Un format televisivo innovativo esplora la dimensione umana della cura valorizzando ascolto, fiducia e relazione autentica.
ABBI CURA è il primo format italiano che porta in televisione la medicina narrativa, trasformando il rapporto tra medico e paziente in un dialogo più consapevole, empatico e partecipato. Nato nel 2026, il progetto nasce dall’esigenza di superare la distanza che spesso caratterizza la comunicazione sanitaria, restituendo centralità alle storie, alle emozioni e ai vissuti che accompagnano ogni percorso di cura.
Alla guida del programma c’è la giornalista Deborah Annolino, ideatrice e conduttrice del format, mentre la regia è affidata a Luca Roselli. In studio si alternano medici, infermieri, psicologi e professionisti della salute che, lontani dalla rigidità delle cartelle cliniche, condividono esperienze, riflessioni e consigli utili per una prevenzione più consapevole e uno stile di vita equilibrato.
ABBI CURA illumina gli aspetti “invisibili” della relazione di cura, quelli che non compaiono nei referti ma che determinano la qualità dell’alleanza terapeutica. Tra i pilastri del programma:
- Medicina narrativa — valorizza la storia personale del paziente come parte integrante del processo di cura.
- Empatia e ascolto — mette al centro la persona, non solo la malattia.
- Prevenzione — diffonde pratiche quotidiane per migliorare il benessere della comunità.
Il format è apprezzato sia dagli operatori sanitari, che trovano uno spazio per raccontare la propria esperienza professionale e umana, sia dai pazienti, che riconoscono nel programma un luogo dove emergono valori spesso trascurati: ascolto attivo, partecipazione, coinvolgimento emotivo.

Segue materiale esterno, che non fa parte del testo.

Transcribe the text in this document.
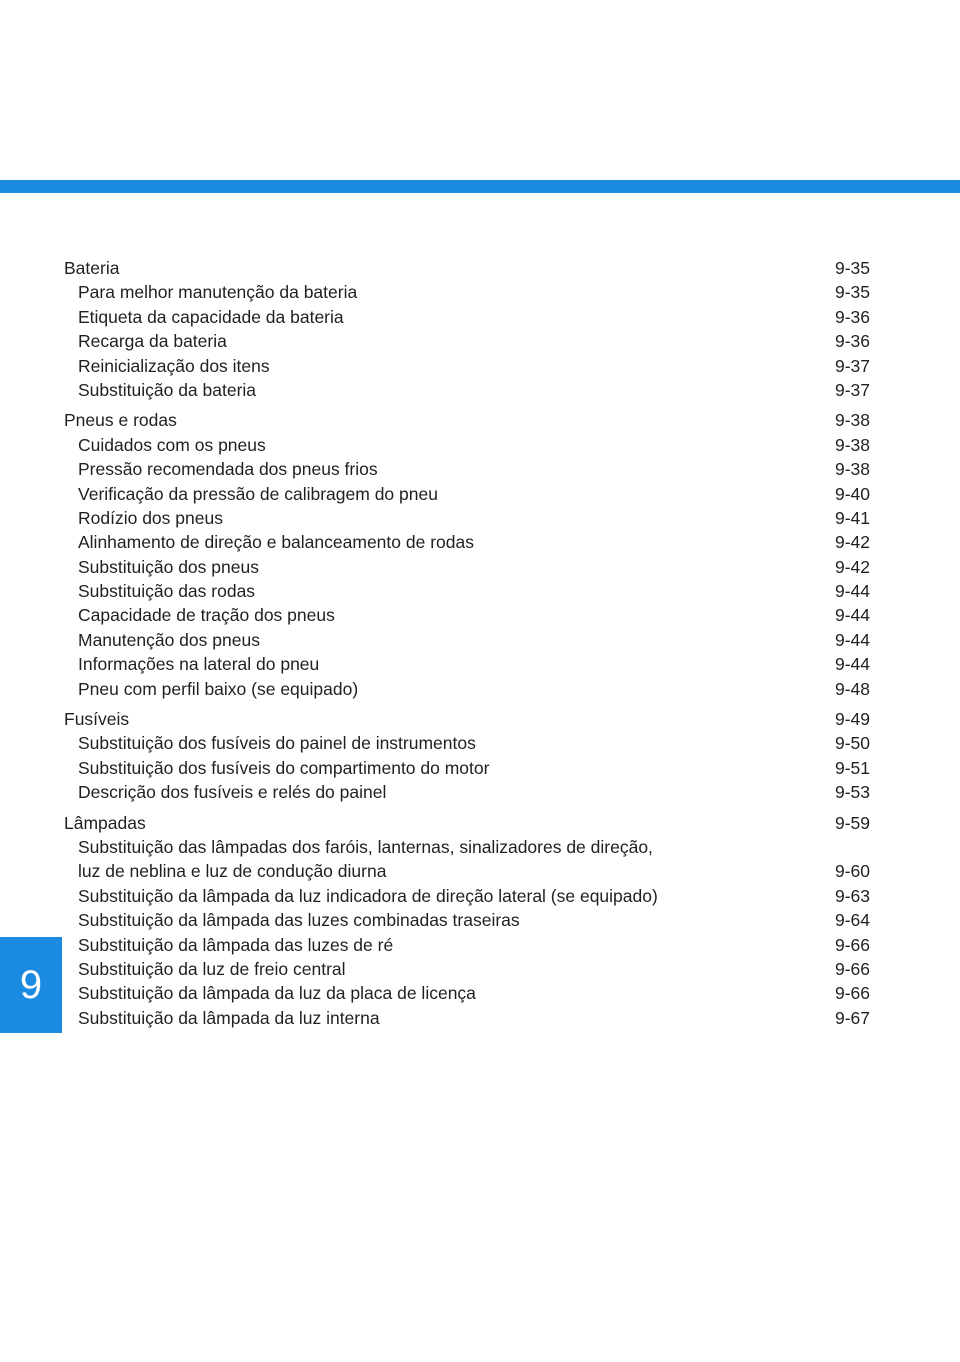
9
Bateria	9-35
Para melhor manutenção da bateria	9-35
Etiqueta da capacidade da bateria	9-36
Recarga da bateria	9-36
Reinicialização dos itens	9-37
Substituição da bateria	9-37
Pneus e rodas	9-38
Cuidados com os pneus	9-38
Pressão recomendada dos pneus frios	9-38
Verificação da pressão de calibragem do pneu	9-40
Rodízio dos pneus	9-41
Alinhamento de direção e balanceamento de rodas	9-42
Substituição dos pneus	9-42
Substituição das rodas	9-44
Capacidade de tração dos pneus	9-44
Manutenção dos pneus	9-44
Informações na lateral do pneu	9-44
Pneu com perfil baixo (se equipado)	9-48
Fusíveis	9-49
Substituição dos fusíveis do painel de instrumentos	9-50
Substituição dos fusíveis do compartimento do motor	9-51
Descrição dos fusíveis e relés do painel	9-53
Lâmpadas	9-59
Substituição das lâmpadas dos faróis, lanternas, sinalizadores de direção,
luz de neblina e luz de condução diurna	9-60
Substituição da lâmpada da luz indicadora de direção lateral (se equipado)	9-63
Substituição da lâmpada das luzes combinadas traseiras	9-64
Substituição da lâmpada das luzes de ré	9-66
Substituição da luz de freio central	9-66
Substituição da lâmpada da luz da placa de licença	9-66
Substituição da lâmpada da luz interna	9-67
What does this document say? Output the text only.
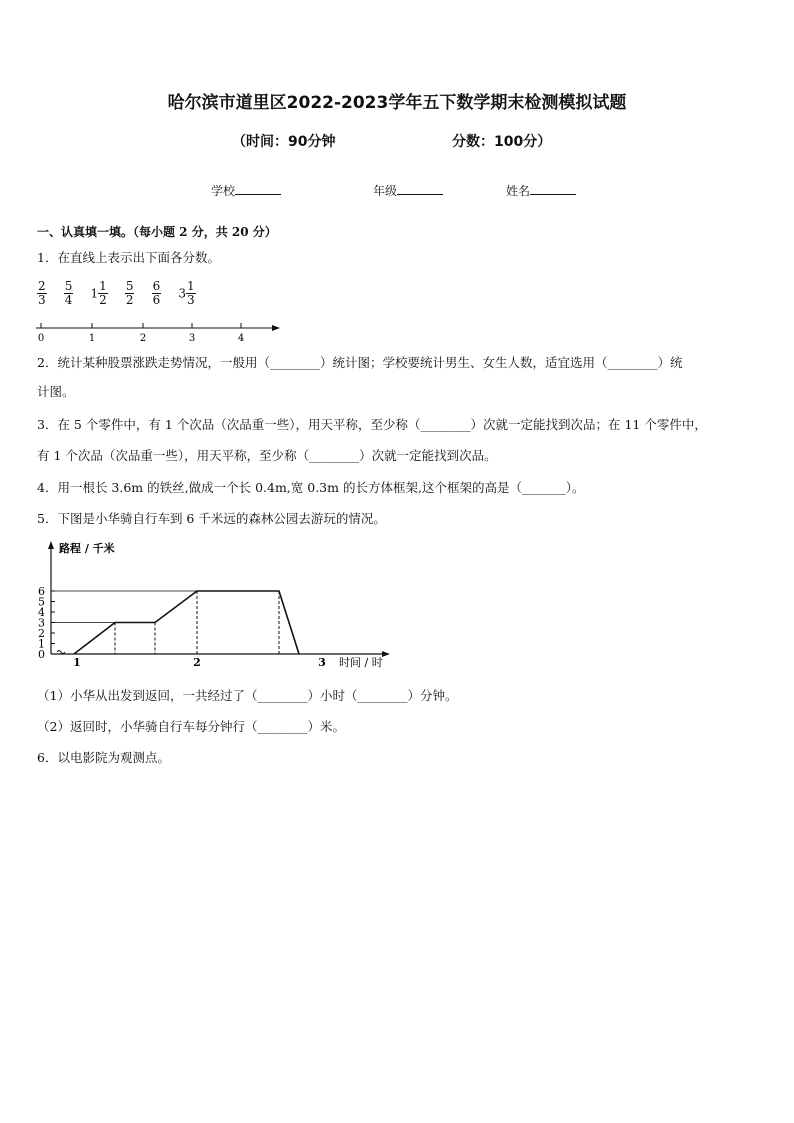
哈尔滨市道里区2022-2023学年五下数学期末检测模拟试题
（时间：90分钟	分数：100分）
学校	年级	姓名
一、认真填一填。（每小题 2 分，共 20 分）
1．在直线上表示出下面各分数。
$\frac{2}{3}$
$\frac{5}{4} 1 \frac{1}{2}$
$\frac{5}{2}$
$\frac{6}{6} 3 \frac{1}{3}$
0	1	2	3	4
2．统计某种股票涨跌走势情况，一般用（________）统计图；学校要统计男生、女生人数，适宜选用（________）统
计图。
3．在 5 个零件中，有 1 个次品（次品重一些），用天平称，至少称（________）次就一定能找到次品；在 11 个零件中，
有 1 个次品（次品重一些），用天平称，至少称（________）次就一定能找到次品。
4．用一根长 3.6m 的铁丝,做成一个长 0.4m,宽 0.3m 的长方体框架,这个框架的高是（_______）。
5．下图是小华骑自行车到 6 千米远的森林公园去游玩的情况。
路程 / 千米
时间 / 时
0
1
2
3
4
5
6
1	2	3
（1）小华从出发到返回，一共经过了（________）小时（________）分钟。
（2）返回时，小华骑自行车每分钟行（________）米。
6．以电影院为观测点。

Le puntate dell’edizione 2026 sono disponibili su YouTube nella playlist dedicata. Inoltre, vengono riproposte ogni venerdì di luglio alle 20:35 su Icaro TV, canale 18 dell’Emilia-Romagna.
Il format ribadisce un principio semplice ma decisivo: la cura non è solo diagnosi e terapia, ma anche postura, linguaggio, presenza. L’empatia e l’umanizzazione delle cure accompagnano ogni fase del percorso, dalla comunicazione iniziale alla guarigione. L’auspicio è che ABBI CURA contribuisca a rafforzare il legame tra chi cura e chi è curato, invitando tutti a prendersi maggiore responsabilità della propria salute, il bene più prezioso.